Perhaps clinicians are very much like the couples, who because of the weight of their perceived responsibilities, are “no fun any more”. We assert that because clinicians feel so restricted, stuck in repetition, and frustrated with the results of their efforts, many get burned out. A clinician who is excited, creative, spontaneous, and experiencing the rewards of successful results with clients usually feels more happy and alive in his work.
Without further ado, here are four things you can do to create a more playful culture in your office.
1. Let clients know that humor is welcome by having several books of cartoons in your waiting room. I have The Far Side and Calvin and Hobbs. Have pieces of art in your waiting room or office that are playful. Definitely no Munch paintings.
2. Become more aware of your playful self. Be mindful of your thoughts during sessions, and pay special attention to images and ideas that are more playful, “strange” or funny. Do you think of lines from a sitcom? Does a song ever come into your mind? Do you ever feel the urge to say “that reminds me of a story…” ? What do you do with those things? Do you say them out loud? Do you squelch them? How do you feel about yourself when they happen? Do you worry that if you say it out loud you might offend your client(s)? Find out where your growing edge is on this issue. Are there certain topics that you are more or less playful about?
3. After you have done #2, experiment with pushing the envelope in some way – not a lot, a little. What happens? How do you feel and respond to the push? How does your client respond? Does the relationship between you feel more real or less real? Do you feel anxiety or internal resistance? If so, perhaps some EP work on those feelings and the events that underlie them would be helpful. Consider your relationship to playfulness outside the treatment room as well. Can you play with that growing edge?
4. There are many facets to being more playful. So far, I have focused on the more humorous side. But there is also a more dramatic side to play. For instance, do you ever engage your clients with stories, metaphors or activities? In this mode, being playful refers to generating new and novel experiences that have meaningful and long-lasting impact. If you work with couples, do you ever have the couple embrace in a full hug for one minute? That will generate some experience!
I often tell clients this story: A man (or woman) goes to a doctor and asks for help with headaches. The doctor asks, “When do you get the headaches?” The patient answers, “Every time I hit my head with a hammer!” We usually chuckle and then talk about how the client metaphorically hits himself or herself in the head with a hammer. This image or phrase is like a “musical hook” that is easy to remember, like the four notes of Beethoven’s 5th symphony. You can hear them now, can’t you? I want my clients to remember the therapeutic hook outside the office. The goal is to help the client catch themselves doing things that don’t work and then bringing that to the treatment.
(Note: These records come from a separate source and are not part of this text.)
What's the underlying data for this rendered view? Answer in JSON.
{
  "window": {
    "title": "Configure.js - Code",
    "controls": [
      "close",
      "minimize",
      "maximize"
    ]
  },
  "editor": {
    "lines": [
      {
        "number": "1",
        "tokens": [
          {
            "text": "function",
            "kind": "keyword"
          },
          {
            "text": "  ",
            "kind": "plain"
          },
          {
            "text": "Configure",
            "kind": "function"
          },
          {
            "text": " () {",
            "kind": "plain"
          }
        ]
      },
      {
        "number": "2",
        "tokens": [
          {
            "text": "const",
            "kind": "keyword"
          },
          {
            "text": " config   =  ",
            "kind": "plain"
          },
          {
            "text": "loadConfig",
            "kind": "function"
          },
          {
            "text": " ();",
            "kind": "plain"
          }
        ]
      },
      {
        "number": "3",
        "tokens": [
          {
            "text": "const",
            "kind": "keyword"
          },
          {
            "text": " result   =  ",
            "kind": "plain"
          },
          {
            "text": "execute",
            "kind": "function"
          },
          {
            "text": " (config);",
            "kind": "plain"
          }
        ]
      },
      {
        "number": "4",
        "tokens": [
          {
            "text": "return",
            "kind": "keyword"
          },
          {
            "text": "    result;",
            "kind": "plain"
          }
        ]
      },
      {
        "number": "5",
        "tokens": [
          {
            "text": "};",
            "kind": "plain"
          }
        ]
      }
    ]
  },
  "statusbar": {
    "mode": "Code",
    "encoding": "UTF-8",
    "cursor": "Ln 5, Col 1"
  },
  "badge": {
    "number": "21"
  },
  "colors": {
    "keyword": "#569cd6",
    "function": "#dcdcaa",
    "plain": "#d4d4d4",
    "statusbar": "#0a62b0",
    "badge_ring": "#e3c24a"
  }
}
What do you already do along these lines? What stories do you already tell? Give yourself permission to do more. Can you take the most important ideas that you want clients to learn and create a hook around each one? If it is an activity, ask the client if he or she would be willing to try an experiment. Assuming they say yes, have them do the activity and then discuss.
Western culture puts a heavy emphasis on seriousness and work. I think very few of us would say that we should be more serious and more earnest in our lives. I am always a little amazed at how most of us would agree that we need to play, laugh and be joyful more often, both at work and at home. Hopefully, this article can help nudge you in that direction.